The answer to your question depends critically on what you mean by a "complete ordered field" $(F,<)$. Here are two rival definitions:

1) [**added**: *sequentially*] Cauchy complete: every Cauchy sequence in $F$ converges.

2) Dedekind complete: every nonempty subset $S \subset F$ which is bounded above has a least upper bound.

(There are in fact many other axioms equivalent to 2): that every bounded monotone sequence converges, that $F$ is connected in the order topology, the principle of ordered induction holds, and so forth.)

It turns out that there is a unique Dedekind complete ordered field up to (unique!) isomorphism, namely the real numbers $\mathbb{R}$. Famously $\mathbb{R}$ is also Cauchy complete -- or, if you like, Dedekind complete ordered fields satisfy the Bolzano-Weierstass theorem, which is enough to make Cauchy sequences converge -- so that Dedekind completeness implies Cauchy completeness.

The converse is true **with an additional hypothesis**: an *Archimedean* Cauchy-complete field is Dedekind complete. I show this in $\S 12.7$ of these notes using somewhat more sophisticated methods (namely *Cauchy nets*). For a more elementary proof, see e.g. Theorem 3.11 of this nice undergraduate thesis.

On the other hand, just as one can take the "Cauchy" completion of any metric space (or normed field) and get a complete metric space (or complete normed field), one can take the Cauchy completion of a non-Archimedean ordered field and get an ordered field which is Cauchy complete but not Dedekind complete. The easiest example of such a field is probably the
rational function field $\mathbb{R}(t)$ with the unique ordering that makes $t$ positive and infinitely large.

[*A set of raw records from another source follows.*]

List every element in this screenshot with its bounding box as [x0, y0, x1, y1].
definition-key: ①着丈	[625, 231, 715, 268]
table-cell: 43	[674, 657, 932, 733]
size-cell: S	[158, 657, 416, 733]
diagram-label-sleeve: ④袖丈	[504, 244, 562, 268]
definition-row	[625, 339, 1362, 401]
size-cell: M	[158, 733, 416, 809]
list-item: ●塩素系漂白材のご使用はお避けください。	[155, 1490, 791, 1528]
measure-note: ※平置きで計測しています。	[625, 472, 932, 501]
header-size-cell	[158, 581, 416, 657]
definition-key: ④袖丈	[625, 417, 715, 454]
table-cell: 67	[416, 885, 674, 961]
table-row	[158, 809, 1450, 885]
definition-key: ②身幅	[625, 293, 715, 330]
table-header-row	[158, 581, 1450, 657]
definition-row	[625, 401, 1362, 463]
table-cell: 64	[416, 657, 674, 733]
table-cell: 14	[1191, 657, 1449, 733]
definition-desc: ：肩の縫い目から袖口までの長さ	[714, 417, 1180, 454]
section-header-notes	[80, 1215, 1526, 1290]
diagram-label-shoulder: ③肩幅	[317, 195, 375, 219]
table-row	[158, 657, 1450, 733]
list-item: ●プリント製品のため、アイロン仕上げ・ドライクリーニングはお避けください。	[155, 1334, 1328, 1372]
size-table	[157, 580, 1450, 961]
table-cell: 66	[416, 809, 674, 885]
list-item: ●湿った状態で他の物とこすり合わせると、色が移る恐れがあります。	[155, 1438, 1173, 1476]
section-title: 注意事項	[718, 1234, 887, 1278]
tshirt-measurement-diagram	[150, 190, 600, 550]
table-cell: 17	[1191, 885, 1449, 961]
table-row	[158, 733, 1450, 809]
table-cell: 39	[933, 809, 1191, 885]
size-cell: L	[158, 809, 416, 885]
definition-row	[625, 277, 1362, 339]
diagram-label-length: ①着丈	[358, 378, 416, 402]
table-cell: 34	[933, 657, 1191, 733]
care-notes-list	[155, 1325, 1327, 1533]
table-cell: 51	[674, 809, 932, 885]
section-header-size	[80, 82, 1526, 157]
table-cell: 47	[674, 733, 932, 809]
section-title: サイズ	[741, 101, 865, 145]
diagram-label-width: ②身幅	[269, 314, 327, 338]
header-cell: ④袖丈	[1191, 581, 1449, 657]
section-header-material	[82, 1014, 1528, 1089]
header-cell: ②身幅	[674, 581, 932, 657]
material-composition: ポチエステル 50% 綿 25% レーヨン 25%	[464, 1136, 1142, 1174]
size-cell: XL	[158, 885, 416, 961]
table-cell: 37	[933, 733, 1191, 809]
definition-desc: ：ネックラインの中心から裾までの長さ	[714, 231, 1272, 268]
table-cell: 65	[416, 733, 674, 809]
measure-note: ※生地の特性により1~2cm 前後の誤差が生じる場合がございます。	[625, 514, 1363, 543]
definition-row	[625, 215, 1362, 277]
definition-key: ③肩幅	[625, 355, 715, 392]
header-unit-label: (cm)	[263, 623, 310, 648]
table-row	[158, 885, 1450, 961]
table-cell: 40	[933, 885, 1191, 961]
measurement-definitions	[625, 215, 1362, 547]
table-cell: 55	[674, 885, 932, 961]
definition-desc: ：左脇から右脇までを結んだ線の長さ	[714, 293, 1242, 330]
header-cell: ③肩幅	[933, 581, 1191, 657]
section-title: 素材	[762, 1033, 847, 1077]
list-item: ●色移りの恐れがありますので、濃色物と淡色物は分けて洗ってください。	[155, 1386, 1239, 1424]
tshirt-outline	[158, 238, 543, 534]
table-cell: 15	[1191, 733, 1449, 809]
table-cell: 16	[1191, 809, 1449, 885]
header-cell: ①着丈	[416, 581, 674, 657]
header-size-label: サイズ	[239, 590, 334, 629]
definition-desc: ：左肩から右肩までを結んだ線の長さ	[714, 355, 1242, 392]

For some reason these subtleties seem to be hard to find in standard analysis texts. I myself didn't learn about them until rather recently (so, several years after my PhD). I actually wrote up some of this material as supplemental notes for a sophomore-junior level course I am currently teaching on sequences and series...but I have not as yet been able to make myself inflict these notes on my students. I talked about ordered fields in several lectures and it seemed to be one level of abstraction beyond what they could even meaningfully grapple with (so it started to seem a bit pointless).